Advance care plans (sometimes known as emergency care plans) can help people with a life-limiting or life-threatening condition plan for and receive care at the end of their life that is in line with their wishes. Talking with the child or young person, and their parents or carers, at appropriate stages gives them the opportunity to influence the care that they receive and improves their experience of care. This includes involving parents and carers when a potentially life-limiting or life-threatening condition is diagnosed in a baby during pregnancy. Advance care plans should be appropriate to the circumstances and continuously updated throughout the delivery of care and support. These plans are not a legally binding documents, and decisions within them can be changed where appropriate. Alongside family wishes and preferences, the information within the plans will include individualised treatment plans for a range of medical scenarios, as well as specific information about cardiopulmonary resuscitation.
NICE Quality Standard QS160 states that services should have evidence of local arrangements to ensure that children with life limiting illnesses (where possible) and their parents are involved in developing an advance care plan, acknowledging that this may start as early as prenatally. https://www.nice.org.uk/guidance/qs160/chapter/Quality-statement-1-Advance-care-plan
The documents used to record the plans agreed between the family and those caring for them may differ from region to region. The APPM does not endorse one specific document but rather recommends that any plan used should be in line with current evidence-based clinical guidance (NICE NG61) https://www.nice.org.uk/guidance/NG61/chapter/Recommendations#advance-care-planning and quality standards (NICE QS160).

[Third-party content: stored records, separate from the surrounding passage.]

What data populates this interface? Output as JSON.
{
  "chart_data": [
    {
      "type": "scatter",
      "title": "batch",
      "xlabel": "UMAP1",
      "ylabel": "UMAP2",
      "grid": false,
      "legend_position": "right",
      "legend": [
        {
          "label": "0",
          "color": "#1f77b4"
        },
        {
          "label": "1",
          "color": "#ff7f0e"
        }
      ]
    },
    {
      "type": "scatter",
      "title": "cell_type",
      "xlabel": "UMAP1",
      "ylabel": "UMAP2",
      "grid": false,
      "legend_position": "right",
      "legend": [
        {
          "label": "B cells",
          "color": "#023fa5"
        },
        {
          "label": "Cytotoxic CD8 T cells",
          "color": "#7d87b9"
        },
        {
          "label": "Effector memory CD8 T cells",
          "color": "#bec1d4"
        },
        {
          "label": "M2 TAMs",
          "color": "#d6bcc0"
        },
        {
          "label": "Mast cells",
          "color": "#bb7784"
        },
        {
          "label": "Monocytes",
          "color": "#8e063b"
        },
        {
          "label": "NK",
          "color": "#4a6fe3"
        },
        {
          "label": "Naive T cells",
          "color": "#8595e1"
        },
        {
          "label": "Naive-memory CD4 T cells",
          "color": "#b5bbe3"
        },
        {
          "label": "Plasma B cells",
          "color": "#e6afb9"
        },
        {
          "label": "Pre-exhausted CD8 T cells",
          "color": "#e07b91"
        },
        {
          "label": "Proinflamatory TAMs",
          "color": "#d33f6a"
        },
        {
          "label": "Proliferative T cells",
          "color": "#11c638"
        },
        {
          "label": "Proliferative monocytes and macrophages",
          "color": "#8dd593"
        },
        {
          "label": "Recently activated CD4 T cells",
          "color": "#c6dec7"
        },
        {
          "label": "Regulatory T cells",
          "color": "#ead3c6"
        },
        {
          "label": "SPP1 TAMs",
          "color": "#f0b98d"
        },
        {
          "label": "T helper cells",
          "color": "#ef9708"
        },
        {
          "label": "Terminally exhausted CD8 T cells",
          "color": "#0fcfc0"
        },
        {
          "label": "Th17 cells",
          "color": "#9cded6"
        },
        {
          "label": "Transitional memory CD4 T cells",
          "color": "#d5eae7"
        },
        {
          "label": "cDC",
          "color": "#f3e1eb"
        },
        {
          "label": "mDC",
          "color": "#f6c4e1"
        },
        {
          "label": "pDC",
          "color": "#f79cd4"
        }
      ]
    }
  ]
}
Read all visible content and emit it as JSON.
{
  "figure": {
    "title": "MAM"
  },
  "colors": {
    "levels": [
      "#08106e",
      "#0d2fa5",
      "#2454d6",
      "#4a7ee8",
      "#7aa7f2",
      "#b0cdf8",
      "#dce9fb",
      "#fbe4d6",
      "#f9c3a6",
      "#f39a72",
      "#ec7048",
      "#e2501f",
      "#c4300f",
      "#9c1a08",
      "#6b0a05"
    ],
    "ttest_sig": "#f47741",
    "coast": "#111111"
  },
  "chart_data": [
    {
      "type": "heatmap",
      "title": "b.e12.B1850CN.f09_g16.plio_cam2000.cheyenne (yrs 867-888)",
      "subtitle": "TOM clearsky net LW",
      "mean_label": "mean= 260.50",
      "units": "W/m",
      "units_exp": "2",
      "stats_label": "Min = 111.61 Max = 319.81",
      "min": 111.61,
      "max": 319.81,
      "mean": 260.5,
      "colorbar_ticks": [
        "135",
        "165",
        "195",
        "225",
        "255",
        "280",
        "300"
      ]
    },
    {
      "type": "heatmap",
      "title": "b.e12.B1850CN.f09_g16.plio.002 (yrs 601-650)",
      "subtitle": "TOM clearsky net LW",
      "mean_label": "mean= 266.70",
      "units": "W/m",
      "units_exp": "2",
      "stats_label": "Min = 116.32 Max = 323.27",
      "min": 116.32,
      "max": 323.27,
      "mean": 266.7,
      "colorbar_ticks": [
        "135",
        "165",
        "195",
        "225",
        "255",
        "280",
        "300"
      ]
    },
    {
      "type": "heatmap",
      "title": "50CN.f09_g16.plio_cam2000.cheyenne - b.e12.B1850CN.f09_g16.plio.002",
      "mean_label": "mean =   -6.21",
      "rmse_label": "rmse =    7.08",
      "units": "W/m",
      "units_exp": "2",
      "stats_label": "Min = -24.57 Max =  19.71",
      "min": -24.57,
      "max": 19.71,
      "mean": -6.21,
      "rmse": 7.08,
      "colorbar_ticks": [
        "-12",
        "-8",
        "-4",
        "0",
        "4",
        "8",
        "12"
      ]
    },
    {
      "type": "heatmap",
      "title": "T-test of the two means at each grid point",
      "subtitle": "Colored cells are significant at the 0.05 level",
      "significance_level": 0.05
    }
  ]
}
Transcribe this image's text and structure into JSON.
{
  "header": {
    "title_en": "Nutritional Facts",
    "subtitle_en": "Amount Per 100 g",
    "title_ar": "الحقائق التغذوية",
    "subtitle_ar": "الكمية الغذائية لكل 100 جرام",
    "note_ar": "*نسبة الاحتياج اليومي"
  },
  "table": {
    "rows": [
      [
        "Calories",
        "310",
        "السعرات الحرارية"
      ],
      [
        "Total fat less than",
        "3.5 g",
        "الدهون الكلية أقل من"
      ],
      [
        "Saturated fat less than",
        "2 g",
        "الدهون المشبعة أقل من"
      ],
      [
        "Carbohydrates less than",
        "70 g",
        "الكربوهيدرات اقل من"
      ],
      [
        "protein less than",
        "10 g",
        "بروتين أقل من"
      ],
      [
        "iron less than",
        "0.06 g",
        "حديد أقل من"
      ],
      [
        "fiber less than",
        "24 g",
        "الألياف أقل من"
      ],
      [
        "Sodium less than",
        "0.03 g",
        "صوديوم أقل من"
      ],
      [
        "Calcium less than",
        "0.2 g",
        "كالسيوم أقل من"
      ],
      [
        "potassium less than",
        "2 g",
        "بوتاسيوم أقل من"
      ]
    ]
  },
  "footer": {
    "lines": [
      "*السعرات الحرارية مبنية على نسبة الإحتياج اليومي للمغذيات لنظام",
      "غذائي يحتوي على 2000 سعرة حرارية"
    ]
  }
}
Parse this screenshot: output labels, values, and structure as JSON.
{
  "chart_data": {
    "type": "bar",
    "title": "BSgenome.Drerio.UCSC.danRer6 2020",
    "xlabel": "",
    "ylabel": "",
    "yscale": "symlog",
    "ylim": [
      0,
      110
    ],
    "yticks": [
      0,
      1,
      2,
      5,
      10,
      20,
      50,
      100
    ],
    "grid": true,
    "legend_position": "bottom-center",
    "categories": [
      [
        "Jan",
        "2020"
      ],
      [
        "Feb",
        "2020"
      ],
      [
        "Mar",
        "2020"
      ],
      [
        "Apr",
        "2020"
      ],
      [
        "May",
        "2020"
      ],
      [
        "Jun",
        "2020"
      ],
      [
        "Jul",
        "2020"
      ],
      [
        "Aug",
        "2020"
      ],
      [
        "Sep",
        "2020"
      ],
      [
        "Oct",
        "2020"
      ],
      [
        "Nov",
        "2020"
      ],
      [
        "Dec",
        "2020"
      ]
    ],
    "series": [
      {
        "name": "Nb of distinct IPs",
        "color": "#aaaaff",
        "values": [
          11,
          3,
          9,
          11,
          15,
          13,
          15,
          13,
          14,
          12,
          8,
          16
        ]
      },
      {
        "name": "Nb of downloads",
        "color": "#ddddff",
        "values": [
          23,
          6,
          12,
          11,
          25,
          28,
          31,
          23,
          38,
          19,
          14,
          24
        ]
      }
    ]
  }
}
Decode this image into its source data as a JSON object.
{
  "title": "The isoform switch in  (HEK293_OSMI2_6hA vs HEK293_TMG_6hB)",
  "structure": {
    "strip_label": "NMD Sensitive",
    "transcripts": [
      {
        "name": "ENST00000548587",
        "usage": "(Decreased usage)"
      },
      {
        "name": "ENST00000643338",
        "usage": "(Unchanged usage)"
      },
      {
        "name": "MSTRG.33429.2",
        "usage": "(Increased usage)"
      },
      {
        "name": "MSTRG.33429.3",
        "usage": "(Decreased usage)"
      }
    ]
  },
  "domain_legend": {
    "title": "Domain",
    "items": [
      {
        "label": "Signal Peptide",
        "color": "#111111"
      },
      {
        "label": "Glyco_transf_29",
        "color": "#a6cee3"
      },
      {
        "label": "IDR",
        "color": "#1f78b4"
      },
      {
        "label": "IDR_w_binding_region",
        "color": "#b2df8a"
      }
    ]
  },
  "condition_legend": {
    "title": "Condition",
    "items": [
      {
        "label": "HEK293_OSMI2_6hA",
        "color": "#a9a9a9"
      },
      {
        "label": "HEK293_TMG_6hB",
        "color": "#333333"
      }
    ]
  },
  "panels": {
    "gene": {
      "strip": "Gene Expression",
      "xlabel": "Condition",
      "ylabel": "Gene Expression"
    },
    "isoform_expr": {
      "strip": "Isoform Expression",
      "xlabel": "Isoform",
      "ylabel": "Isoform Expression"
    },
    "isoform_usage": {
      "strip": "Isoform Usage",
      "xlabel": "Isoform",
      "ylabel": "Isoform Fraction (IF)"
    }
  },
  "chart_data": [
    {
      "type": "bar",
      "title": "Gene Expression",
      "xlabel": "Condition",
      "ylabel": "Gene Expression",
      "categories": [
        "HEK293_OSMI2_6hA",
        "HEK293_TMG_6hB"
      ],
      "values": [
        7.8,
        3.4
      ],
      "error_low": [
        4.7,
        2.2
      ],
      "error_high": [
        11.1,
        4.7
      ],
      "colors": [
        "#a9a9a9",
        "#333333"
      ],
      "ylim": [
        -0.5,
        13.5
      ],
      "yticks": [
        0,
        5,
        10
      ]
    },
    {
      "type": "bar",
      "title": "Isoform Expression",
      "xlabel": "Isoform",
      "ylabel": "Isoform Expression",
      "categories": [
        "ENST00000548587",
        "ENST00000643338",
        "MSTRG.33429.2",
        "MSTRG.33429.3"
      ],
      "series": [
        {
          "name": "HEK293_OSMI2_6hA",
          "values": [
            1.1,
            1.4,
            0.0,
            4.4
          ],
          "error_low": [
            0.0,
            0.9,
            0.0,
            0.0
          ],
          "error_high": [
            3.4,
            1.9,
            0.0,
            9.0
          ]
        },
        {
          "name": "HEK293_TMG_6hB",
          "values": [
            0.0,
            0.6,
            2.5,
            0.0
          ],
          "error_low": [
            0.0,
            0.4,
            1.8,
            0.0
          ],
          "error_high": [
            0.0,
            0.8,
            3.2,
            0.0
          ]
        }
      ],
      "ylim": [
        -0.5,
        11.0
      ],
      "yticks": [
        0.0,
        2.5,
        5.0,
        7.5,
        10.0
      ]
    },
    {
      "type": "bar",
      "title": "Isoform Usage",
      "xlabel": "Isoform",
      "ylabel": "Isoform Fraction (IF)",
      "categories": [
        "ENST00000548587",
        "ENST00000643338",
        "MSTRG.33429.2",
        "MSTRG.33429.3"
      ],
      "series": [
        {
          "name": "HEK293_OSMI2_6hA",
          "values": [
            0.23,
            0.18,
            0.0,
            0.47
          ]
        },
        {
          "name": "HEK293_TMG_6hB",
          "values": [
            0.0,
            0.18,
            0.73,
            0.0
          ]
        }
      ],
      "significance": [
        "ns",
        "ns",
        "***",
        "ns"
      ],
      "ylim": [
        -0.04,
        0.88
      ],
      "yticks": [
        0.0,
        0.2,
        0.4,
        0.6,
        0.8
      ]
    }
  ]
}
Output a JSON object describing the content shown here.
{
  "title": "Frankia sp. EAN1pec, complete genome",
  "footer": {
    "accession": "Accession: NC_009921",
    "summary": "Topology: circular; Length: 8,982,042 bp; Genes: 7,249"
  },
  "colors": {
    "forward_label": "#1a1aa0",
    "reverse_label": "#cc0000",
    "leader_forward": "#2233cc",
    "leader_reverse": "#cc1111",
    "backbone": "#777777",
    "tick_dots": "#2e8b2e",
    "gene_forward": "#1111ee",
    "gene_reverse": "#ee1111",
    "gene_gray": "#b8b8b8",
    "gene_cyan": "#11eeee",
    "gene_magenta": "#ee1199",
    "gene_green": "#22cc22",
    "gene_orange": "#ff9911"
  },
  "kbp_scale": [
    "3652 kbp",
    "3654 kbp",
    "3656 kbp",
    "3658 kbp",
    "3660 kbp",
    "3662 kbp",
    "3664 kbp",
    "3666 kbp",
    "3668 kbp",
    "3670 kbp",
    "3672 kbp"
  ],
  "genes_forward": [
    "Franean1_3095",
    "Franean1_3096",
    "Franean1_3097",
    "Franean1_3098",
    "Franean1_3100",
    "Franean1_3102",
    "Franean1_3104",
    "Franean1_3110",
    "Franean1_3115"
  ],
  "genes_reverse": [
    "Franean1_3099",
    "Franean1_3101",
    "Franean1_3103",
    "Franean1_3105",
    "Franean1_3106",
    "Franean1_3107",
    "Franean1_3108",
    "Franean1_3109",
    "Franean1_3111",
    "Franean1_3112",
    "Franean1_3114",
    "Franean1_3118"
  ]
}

The APPM has sort to include examples of Advance care plan documents from across the United Kingdom. Revisions to the popular Children and Young Person’s Advance Care Plan (www.cypacp.com) are currently underway, seeking to not only update the document but also to address some of the persisting concerns around flexibility, length and tailoring to specific clinical scenarios. Other Advance care plan documents included reflect services addressing the needs of their local population.